More than a dozen filmmakers have heeded the Palestinian call to boycott TLVFest, the government-backed Tel Aviv International LGBTQ Film Festival.
TLVFest, taking place this month, has tightened its embrace of the far-right Israeli government this year, specifically the ministry of strategic affairs.
The ministry is the lead agency in Israel’s global effort to smear and sabotage the Palestinian rights movement around the world.
This deploys Israel’s supposed enlightenment toward LGBTQ issues to deflect criticism from its human rights abuses and war crimes against Palestinians.
Pinkwashing also aims to falsely present Tel Aviv as a safe place for Palestinians who seek same-sex relationships, while exaggerating or lying about dangers they face in their own society.
The strategy is typically aimed at Western liberal audiences.
The multi-million-dollar strategic affairs ministry is one of the festival’s main sponsors.
Staffed by officers from Israel’s spy agencies, it wages a global war against BDS – the boycott, divestment and sanctions movement.
As the first filmmakers started to withdraw, TLVFest tried to hide its partnership with the ministry by obscuring its logo on the festival website.
“It first replaced the English version of the ministry’s logo with a Hebrew version, then removed it altogether only to replace it again with a non-branded logo,” the Palestinian Campaign for the Academic and Cultural Boycott of Israel (PACBI) said.
But the ministry’s support for the festival is ongoing, despite the effort to conceal it.
The ministry is, for example, still uploading video teasers of the festival on its YouTube channel.
Several European governments are also sponsoring the festival.
European embassies often participate in Israel’s other major pinkwashing event, Tel Aviv’s annual pride parade.
Its aim is to undermine Palestinian civil society’s call for BDS, especially among those who identify as LGBTQ.
In an email seen by The Electronic Intifada, Creative Community for Peace thanks filmmakers who remained in the festival.
The group’s director, Ari Ingel, alleges that the BDS movement is “spreading lies about us.”
“I can assure you we are not aligned with any of those organizations they mention,” Ingel added, without naming the organizations he was referring to.
“We are more than happy to chat and answer any questions you may have,” Ingel told the artists.
That friendly attitude is not being shown to artists who withdrew from the festival, however.
TLVFest organizers have refused to honor the requests of seven filmmakers who asked to have their films withdrawn.
Ingel’s email mentions that one film the festival is screening is The Polygraph, made by Samira Saraya, a Palestinian citizen of Israel.
This is not Saraya’s first time participating in TLVFest and other Israeli film festivals.
Saraya describes herself as “a Palestinian-Israeli who lives in a place that denies my existence, and an Arab lesbian woman in a conservative, homophobic society.”
Saraya contributes to Israel’s false narrative that Palestinian society is uniquely intolerant of LGBTQ or same-sex relations in a way that Israeli society is not.

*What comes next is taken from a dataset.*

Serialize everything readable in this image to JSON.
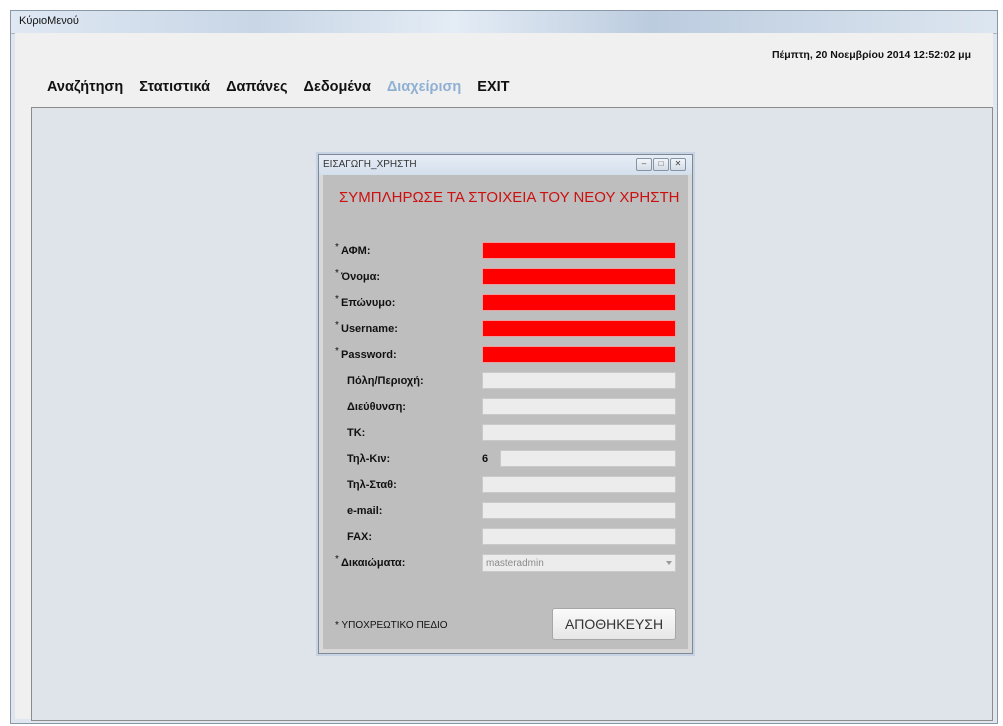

In 2014, reservists from Israel’s notorious surveillance military Unit 8200 admitted to using the most intimate private data of Palestinians, including information on their sexual activities, to blackmail them into becoming informers on acquaintances and family members Israel is after.
It is also notable that the vast majority of Palestinians and Arabs who engage in same-sex relations do not identify according to the Euro-American homosexual-heterosexual binary, as Columbia University professor Joseph Massad has extensively written.
In addition, same-sex sexual relations are not illegal under Palestinian law.